Wong is not surprised that AAPI conservatives like himself recognize that the climate is changing. He thinks they are more highly educated and more likely to be exposed to science, technology, engineering and mathematics.

“It wouldn’t surprise me if they were more likely to have studied more and actually more likely to have studied in science and STEM-related fields rather than, say like, finance or something,” Wong said.

While climate change is an afterthought to her parents, Analisa Harangozo, 35, of Alameda, California, worries a great deal about it. She has noticed a rise in “crazy heatwaves and droughts and just like crazy weather in general” in the San Francisco Bay Area. She and her husband are teaching their sons — ages 7 and 4 — to take small steps to reduce their carbon footprint like composting, growing food and eating less meat. They’re also trying to minimize their accumulation of household items.

“I always second-guess myself, ‘Do I really need this?’” Harangozo said. “Stuff will eventually end up in the landfill. So, we’re really mindful with the products we buy, and whether or not they can be recycled or they’re made from materials that are natural, like wood or what-not.”

A registered independent with Democratic leanings, Harangozo is open to proposals from California Gov. Gavin Newsom and other state lawmakers to slash greenhouse gas emissions and invest in renewable energy.

“I’m not knowledgeable enough to know what an attainable goal is,” she said. “But, whatever it takes to actually make a difference, I’m all for it. I fully support.”

Karthick Ramakrishnan, a public policy professor at the University of California, Riverside, and founder of AAPI Data, said the richness and detail of the data shows environmental groups need to consider reaching out to AAPI populations. They make up a relatively small share of the U.S. population — around 7%, according to a Pew Research Center analysis of 2021 census data — but their numbers are growing quickly.

“Asian American and Pacific Islander voters are environmental voters,” Ramakrishnan said. “Many of us still have an image in our minds of a particular kind of person maybe of a particular race, gender or age group. What we see here is across the board Asian Americans and Pacific Islanders care about the environment.”

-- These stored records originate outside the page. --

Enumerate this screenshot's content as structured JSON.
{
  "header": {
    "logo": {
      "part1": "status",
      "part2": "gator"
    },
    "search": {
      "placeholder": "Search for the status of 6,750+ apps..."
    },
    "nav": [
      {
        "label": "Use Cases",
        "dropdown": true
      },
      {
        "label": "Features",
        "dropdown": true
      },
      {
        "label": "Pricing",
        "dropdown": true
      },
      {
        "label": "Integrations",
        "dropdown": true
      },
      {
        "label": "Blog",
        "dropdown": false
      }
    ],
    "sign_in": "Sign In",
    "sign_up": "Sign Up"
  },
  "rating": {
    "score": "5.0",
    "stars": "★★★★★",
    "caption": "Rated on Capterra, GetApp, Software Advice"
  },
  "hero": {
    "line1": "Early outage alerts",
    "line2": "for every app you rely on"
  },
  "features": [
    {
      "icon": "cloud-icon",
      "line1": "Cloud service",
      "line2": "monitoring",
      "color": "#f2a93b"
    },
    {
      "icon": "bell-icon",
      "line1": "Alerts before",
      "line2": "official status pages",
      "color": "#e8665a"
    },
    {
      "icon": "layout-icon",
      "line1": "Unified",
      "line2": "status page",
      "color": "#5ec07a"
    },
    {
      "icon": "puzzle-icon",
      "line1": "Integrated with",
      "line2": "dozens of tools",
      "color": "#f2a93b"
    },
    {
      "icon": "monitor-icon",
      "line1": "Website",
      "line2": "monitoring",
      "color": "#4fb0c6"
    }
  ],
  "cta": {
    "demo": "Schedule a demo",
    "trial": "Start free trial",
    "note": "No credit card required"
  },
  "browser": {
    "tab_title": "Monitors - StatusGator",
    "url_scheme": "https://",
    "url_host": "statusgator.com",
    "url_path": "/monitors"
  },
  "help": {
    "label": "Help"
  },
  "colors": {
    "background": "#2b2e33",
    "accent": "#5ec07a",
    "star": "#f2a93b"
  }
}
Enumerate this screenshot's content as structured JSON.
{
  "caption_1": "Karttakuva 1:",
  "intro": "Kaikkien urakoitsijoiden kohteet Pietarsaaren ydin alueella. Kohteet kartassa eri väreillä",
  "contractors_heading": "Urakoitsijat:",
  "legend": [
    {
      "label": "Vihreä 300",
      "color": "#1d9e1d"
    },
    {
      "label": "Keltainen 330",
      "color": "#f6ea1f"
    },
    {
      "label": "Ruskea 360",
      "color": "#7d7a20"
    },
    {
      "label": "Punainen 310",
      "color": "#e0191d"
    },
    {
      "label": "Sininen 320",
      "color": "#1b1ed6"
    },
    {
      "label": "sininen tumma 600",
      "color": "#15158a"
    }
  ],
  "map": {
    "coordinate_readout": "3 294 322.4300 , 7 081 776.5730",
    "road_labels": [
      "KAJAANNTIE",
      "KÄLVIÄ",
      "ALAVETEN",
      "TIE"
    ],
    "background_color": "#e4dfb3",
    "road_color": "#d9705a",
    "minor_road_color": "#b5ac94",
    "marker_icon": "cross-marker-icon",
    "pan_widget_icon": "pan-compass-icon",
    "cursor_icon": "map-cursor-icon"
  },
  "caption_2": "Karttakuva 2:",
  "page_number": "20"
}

Asian American and Pacific Islanders may also have more of a stake in climate change because of connections to relatives abroad. China, considered one of the world’s biggest emitters of greenhouse gases alongside the U.S., vowed last year to reduce emissions. More Chinese companies are considering selling wind and solar power equipment in other countries. Around this time last year, Japan was preparing for another sweltering summer and risks of floods and landslides. That country has also pledged to curb emissions.

Heavy rains swept across Pakistan last month, causing landslides and leaving over 36 people dead and dozens of others injured. In 2022, unprecedented rainfall and flooding in that country killed more than 1,700. In India, farmers are grappling with frequent cyclones and extreme heat. In southern India, the city of Bengaluru is seeing water levels running desperately low after an unusually hot February and March.

“There’s a fairly high level concern of what climate change means to low-income countries,” Ramakrishnan said. “That sensitivity is either because people still have friends or family back in their home country or at least have some concern about what climate change does to other countries.”

The poll of 1,005 U.S. adults who are Asian American, Native Hawaiian and Pacific Islanders was conducted from March 4-11, 2024, using a sample drawn from NORC’s probability-based Amplify AAPI Panel, designed to be representative of the Asian American, Native Hawaiian, and Pacific Islander population. The margin of sampling error for all respondents is plus or minus 4.9 percentage points.